Benetton Group has appointed Francesco Gori non-executive chairman. He succeeds Gianni Mion, a longtime go-to executive for the Benettons, who left after 30 years working with the family.
In February, as reported, Benetton initiated a search for a new president. Market sources said this was also preparatory to either a possible return to the stock exchange or to opening up to outside investors or partners. “Whether to sell a stake to a partner or go public again won’t be decided for another two to four years, after the turnaround has been completed,” said one source at the time. Benetton was delisted in 2012.
A longstanding executive of Pirelli, Gori is an industrial advisor to Idea Capital Funds SGR (De Agostini Group) and non-executive director of Snam Spa, Messaggerie Italiane Spa and Apollo Tyres Ltd.
In May 2014, Alessandro Benetton took a step back from his role as chairman of the family-owned company and, for the first time in the history of the brand, which turned 50 last year, a non-family member, Mion, was appointed to lead the business.
The board, which approved 2015 financial results, confirmed Marco Airoldi as chief executive officer and managing director. He was nominated ceo in 2014, succeeding Biagio Chiarolanza.
The year 2015 was the first to report figures for the commercial activities alone, which had been separated from the industrial and real estate activities at the end of 2014. The apparel business is part of the Benetton family’s holding Edizione Srl, whose investments range from highway catering and communications to real estate and agriculture. Edizione last year sold a majority stake in airport retailer World Duty Free to Dufry AG.
In the 12 months ended Dec. 31, Benetton reported a net loss of 46 million euros, or $51 million. The bottom line was dented by non-recurring charges of 21 million euros, or $23.3 million, and taxes of 18 million euros, or $20 million. In 2014, the textile and clothing division posted a loss of 91 million euros, or $121 million, reflecting the impact of preparatory measure taken as part of a turnaround program formalized that year with a three-year business plan for the 2015-17 period.

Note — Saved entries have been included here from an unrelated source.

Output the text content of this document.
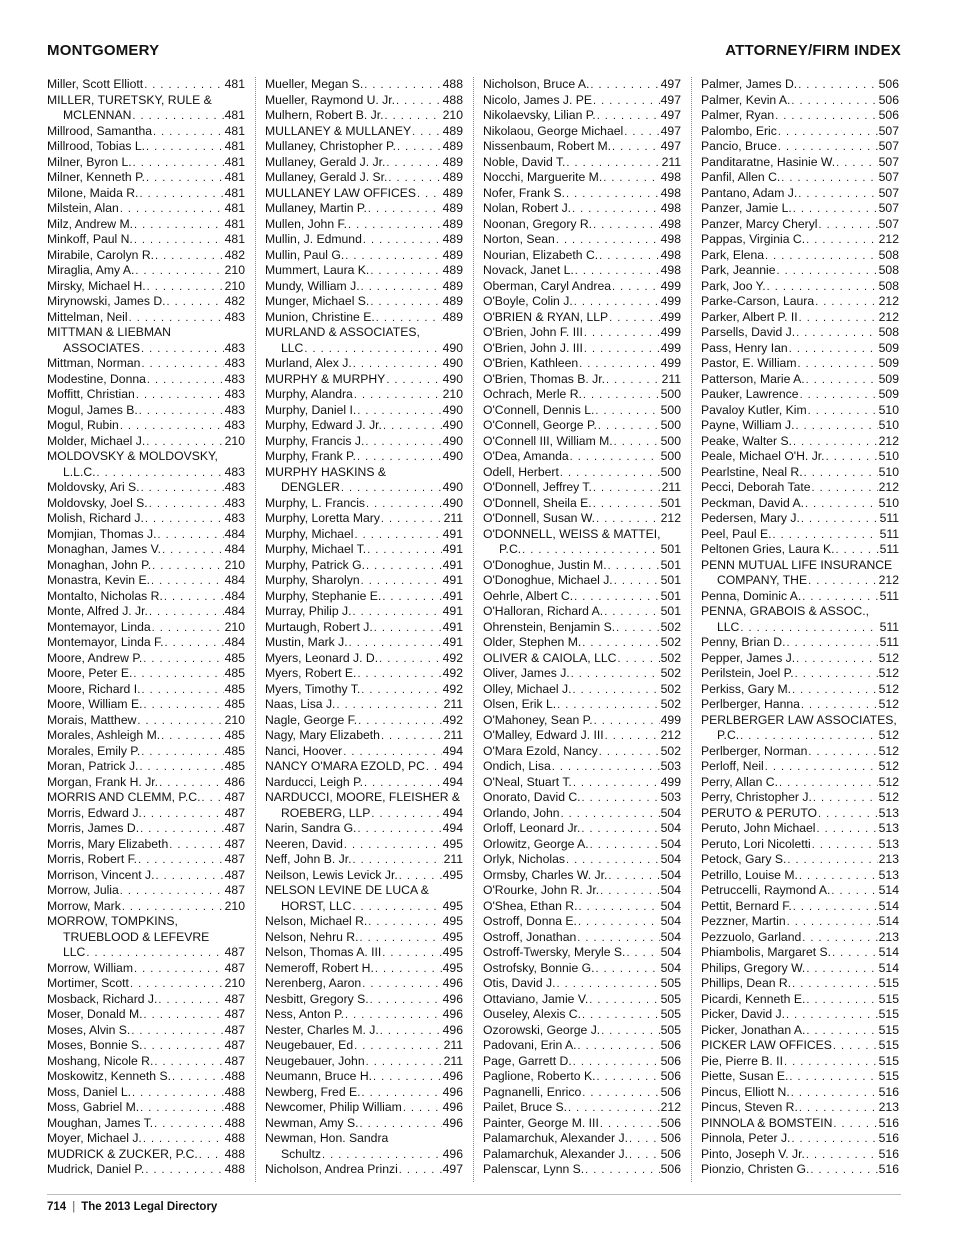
MONTGOMERY	ATTORNEY/FIRM INDEX
Miller, Scott Elliott . . .	481
MILLER, TURETSKY, RULE &
MCLENNAN . . .	481
Millrood, Samantha . . .	481
Millrood, Tobias L. . . .	481
Milner, Byron L. . . .	481
Milner, Kenneth P. . . .	481
Milone, Maida R. . . .	481
Milstein, Alan . . .	481
Milz, Andrew M. . . .	481
Minkoff, Paul N. . . .	481
Mirabile, Carolyn R. . . .	482
Miraglia, Amy A. . . .	210
Mirsky, Michael H. . . .	210
Mirynowski, James D. . . .	482
Mittelman, Neil . . .	483
MITTMAN & LIEBMAN
ASSOCIATES . . .	483
Mittman, Norman . . .	483
Modestine, Donna . . .	483
Moffitt, Christian . . .	483
Mogul, James B. . . .	483
Mogul, Rubin . . .	483
Molder, Michael J. . . .	210
MOLDOVSKY & MOLDOVSKY,
L.L.C. . . .	483
Moldovsky, Ari S. . . .	483
Moldovsky, Joel S. . . .	483
Molish, Richard J. . . .	483
Momjian, Thomas J. . . .	484
Monaghan, James V. . . .	484
Monaghan, John P. . . .	210
Monastra, Kevin E. . . .	484
Montalto, Nicholas R. . . .	484
Monte, Alfred J. Jr. . . .	484
Montemayor, Linda . . .	210
Montemayor, Linda F. . . .	484
Moore, Andrew P. . . .	485
Moore, Peter E. . . .	485
Moore, Richard I. . . .	485
Moore, William E. . . .	485
Morais, Matthew . . .	210
Morales, Ashleigh M. . . .	485
Morales, Emily P. . . .	485
Moran, Patrick J. . . .	485
Morgan, Frank H. Jr. . . .	486
MORRIS AND CLEMM, P.C. . . . 487
Morris, Edward J. . . .	487
Morris, James D. . . .	487
Morris, Mary Elizabeth . . .	487
Morris, Robert F. . . .	487
Morrison, Vincent J. . . .	487
Morrow, Julia . . .	487
Morrow, Mark . . .	210
MORROW, TOMPKINS,
TRUEBLOOD & LEFEVRE
LLC . . .	487
Morrow, William . . .	487
Mortimer, Scott . . .	210
Mosback, Richard J. . . .	487
Moser, Donald M. . . .	487
Moses, Alvin S. . . .	487
Moses, Bonnie S. . . .	487
Moshang, Nicole R. . . .	487
Moskowitz, Kenneth S. . . .	488
Moss, Daniel L. . . .	488
Moss, Gabriel M. . . .	488
Moughan, James T. . . .	488
Moyer, Michael J. . . .	488
MUDRICK & ZUCKER, P.C. . . . 488
Mudrick, Daniel P. . . .	488
Mueller, Megan S. . . .	488
Mueller, Raymond U. Jr. . . .	488
Mulhern, Robert B. Jr. . . .	210
MULLANEY & MULLANEY . . .	489
Mullaney, Christopher P. . . .	489
Mullaney, Gerald J. Jr. . . .	489
Mullaney, Gerald J. Sr. . . .	489
MULLANEY LAW OFFICES . . . 489
Mullaney, Martin P. . . .	489
Mullen, John F. . . .	489
Mullin, J. Edmund . . .	489
Mullin, Paul G. . . .	489
Mummert, Laura K. . . .	489
Mundy, William J. . . .	489
Munger, Michael S. . . .	489
Munion, Christine E. . . .	489
MURLAND & ASSOCIATES,
LLC . . .	490
Murland, Alex J. . . .	490
MURPHY & MURPHY . . .	490
Murphy, Alandra . . .	210
Murphy, Daniel I. . . .	490
Murphy, Edward J. Jr. . . .	490
Murphy, Francis J. . . .	490
Murphy, Frank P. . . .	490
MURPHY HASKINS &
DENGLER . . .	490
Murphy, L. Francis . . .	490
Murphy, Loretta Mary . . .	211
Murphy, Michael . . .	491
Murphy, Michael T. . . .	491
Murphy, Patrick G. . . .	491
Murphy, Sharolyn . . .	491
Murphy, Stephanie E. . . .	491
Murray, Philip J. . . .	491
Murtaugh, Robert J. . . .	491
Mustin, Mark J. . . .	491
Myers, Leonard J. D. . . .	492
Myers, Robert E. . . .	492
Myers, Timothy T. . . .	492
Naas, Lisa J. . . .	211
Nagle, George F. . . .	492
Nagy, Mary Elizabeth . . .	211
Nanci, Hoover . . .	494
NANCY O'MARA EZOLD, PC . . . 494
Narducci, Leigh P. . . .	494
NARDUCCI, MOORE, FLEISHER &
ROEBERG, LLP . . .	494
Narin, Sandra G. . . .	494
Neeren, David . . .	495
Neff, John B. Jr. . . .	211
Neilson, Lewis Levick Jr. . . .	495
NELSON LEVINE DE LUCA &
HORST, LLC . . .	495
Nelson, Michael R. . . .	495
Nelson, Nehru R. . . .	495
Nelson, Thomas A. III . . .	495
Nemeroff, Robert H. . . .	495
Nerenberg, Aaron . . .	496
Nesbitt, Gregory S. . . .	496
Ness, Anton P. . . .	496
Nester, Charles M. J. . . .	496
Neugebauer, Ed . . .	211
Neugebauer, John . . .	211
Neumann, Bruce H. . . .	496
Newberg, Fred E. . . .	496
Newcomer, Philip William . . .	496
Newman, Amy S. . . .	496
Newman, Hon. Sandra
Schultz . . .	496
Nicholson, Andrea Prinzi . . .	497
Nicholson, Bruce A. . . .	497
Nicolo, James J. PE . . .	497
Nikolaevsky, Lilian P. . . .	497
Nikolaou, George Michael . . .	497
Nissenbaum, Robert M. . . .	497
Noble, David T. . . .	211
Nocchi, Marguerite M. . . .	498
Nofer, Frank S. . . .	498
Nolan, Robert J. . . .	498
Noonan, Gregory R. . . .	498
Norton, Sean . . .	498
Nourian, Elizabeth C. . . .	498
Novack, Janet L. . . .	498
Oberman, Caryl Andrea . . .	499
O'Boyle, Colin J. . . .	499
O'BRIEN & RYAN, LLP . . .	499
O'Brien, John F. III . . .	499
O'Brien, John J. III . . .	499
O'Brien, Kathleen . . .	499
O'Brien, Thomas B. Jr. . . .	211
Ochrach, Merle R. . . .	500
O'Connell, Dennis L. . . .	500
O'Connell, George P. . . .	500
O'Connell III, William M. . . .	500
O'Dea, Amanda . . .	500
Odell, Herbert . . .	500
O'Donnell, Jeffrey T. . . .	211
O'Donnell, Sheila E. . . .	501
O'Donnell, Susan W. . . .	212
O'DONNELL, WEISS & MATTEI,
P.C. . . .	501
O'Donoghue, Justin M. . . .	501
O'Donoghue, Michael J. . . .	501
Oehrle, Albert C. . . .	501
O'Halloran, Richard A. . . .	501
Ohrenstein, Benjamin S. . . .	502
Older, Stephen M. . . .	502
OLIVER & CAIOLA, LLC . . .	502
Oliver, James J. . . .	502
Olley, Michael J. . . .	502
Olsen, Erik L. . . .	502
O'Mahoney, Sean P. . . .	499
O'Malley, Edward J. III . . .	212
O'Mara Ezold, Nancy . . .	502
Ondich, Lisa . . .	503
O'Neal, Stuart T. . . .	499
Onorato, David C. . . .	503
Orlando, John . . .	504
Orloff, Leonard Jr. . . .	504
Orlowitz, George A. . . .	504
Orlyk, Nicholas . . .	504
Ormsby, Charles W. Jr. . . .	504
O'Rourke, John R. Jr. . . .	504
O'Shea, Ethan R. . . .	504
Ostroff, Donna E. . . .	504
Ostroff, Jonathan . . .	504
Ostroff-Twersky, Meryle S. . . .	504
Ostrofsky, Bonnie G. . . .	504
Otis, David J. . . .	505
Ottaviano, Jamie V. . . .	505
Ouseley, Alexis C. . . .	505
Ozorowski, George J. . . .	505
Padovani, Erin A. . . .	506
Page, Garrett D. . . .	506
Paglione, Roberto K. . . .	506
Pagnanelli, Enrico . . .	506
Pailet, Bruce S. . . .	212
Painter, George M. III . . .	506
Palamarchuk, Alexander J. . . .	506
Palamarchuk, Alexander J. . . .	506
Palenscar, Lynn S. . . .	506
Palmer, James D. . . .	506
Palmer, Kevin A. . . .	506
Palmer, Ryan . . .	506
Palombo, Eric . . .	507
Pancio, Bruce . . .	507
Panditaratne, Hasinie W. . . .	507
Panfil, Allen C. . . .	507
Pantano, Adam J. . . .	507
Panzer, Jamie L. . . .	507
Panzer, Marcy Cheryl . . .	507
Pappas, Virginia C. . . .	212
Park, Elena . . .	508
Park, Jeannie . . .	508
Park, Joo Y. . . .	508
Parke-Carson, Laura . . .	212
Parker, Albert P. II . . .	212
Parsells, David J. . . .	508
Pass, Henry Ian . . .	509
Pastor, E. William . . .	509
Patterson, Marie A. . . .	509
Pauker, Lawrence . . .	509
Pavaloy Kutler, Kim . . .	510
Payne, William J. . . .	510
Peake, Walter S. . . .	212
Peale, Michael O'H. Jr. . . .	510
Pearlstine, Neal R. . . .	510
Pecci, Deborah Tate . . .	212
Peckman, David A. . . .	510
Pedersen, Mary J. . . .	511
Peel, Paul E. . . .	511
Peltonen Gries, Laura K. . . .	511
PENN MUTUAL LIFE INSURANCE
COMPANY, THE . . .	212
Penna, Dominic A. . . .	511
PENNA, GRABOIS & ASSOC.,
LLC . . .	511
Penny, Brian D. . . .	511
Pepper, James J. . . .	512
Perilstein, Joel P. . . .	512
Perkiss, Gary M. . . .	512
Perlberger, Hanna . . .	512
PERLBERGER LAW ASSOCIATES,
P.C. . . .	512
Perlberger, Norman . . .	512
Perloff, Neil . . .	512
Perry, Allan C. . . .	512
Perry, Christopher J. . . .	512
PERUTO & PERUTO . . .	513
Peruto, John Michael . . .	513
Peruto, Lori Nicoletti . . .	513
Petock, Gary S. . . .	213
Petrillo, Louise M. . . .	513
Petruccelli, Raymond A. . . .	514
Pettit, Bernard F. . . .	514
Pezzner, Martin . . .	514
Pezzuolo, Garland . . .	213
Phiambolis, Margaret S. . . .	514
Philips, Gregory W. . . .	514
Phillips, Dean R. . . .	515
Picardi, Kenneth E. . . .	515
Picker, David J. . . .	515
Picker, Jonathan A. . . .	515
PICKER LAW OFFICES . . .	515
Pie, Pierre B. II . . .	515
Piette, Susan E. . . .	515
Pincus, Elliott N. . . .	516
Pincus, Steven R. . . .	213
PINNOLA & BOMSTEIN . . .	516
Pinnola, Peter J. . . .	516
Pinto, Joseph V. Jr. . . .	516
Pionzio, Christen G. . . .	516
714 | The 2013 Legal Directory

In 2015, earnings before interest, taxes, depreciation and amortization rose 34.5 percent to 54 million euros, or $60 million, compared with 40 million euros, or $53 million, in 2014.
Operating profit totaled 2 million euros, or $2.2 million, compared to an operating loss of 17 million euros, or $22.6 million, in 2014, mainly due to the direct channel’s improvement in profitability.
Revenues totaled 1.53 billion euros, or $1.7 billion, down 1.2 percent compared with the previous year.
The performance was boosted by the group’s direct sales channel, following the adoption of the new retail model, showing a 6 percent growth in sales on a comparable basis. Shops renewed with the “On Canvas” concept format — more modular, flexible framework for the core collections — performed even better, obtaining results on average 20 percent higher compared to previous formats.
The group has been revamping its operations as it has sought to return to the growth path in the face of increasing competition from retailers such as H&M and Zara. The company has been cleaning up its network of stores, refurbishing and streamlining it. In the first seven months of last year, 100 stores opened globally, including in Italy, while over the previous two years, 300 stores were closed in that country.
In 2015, investments for the expansion of the retail network totaled 44 million euros, or $48.8 million. The company also renovated and expanded existing stores — in particular in Italy, Russia, France and Mexico.
The group’s net financial position was positive by 85 million euros, or $94.3 million, up from 33 million euros, or $44 million, on Jan. 1 2015. The increase was attributable to the positive trend of the working capital and EBITDA.
Dollar figures were converted from the euro at average exchange rates for the periods to which they refer.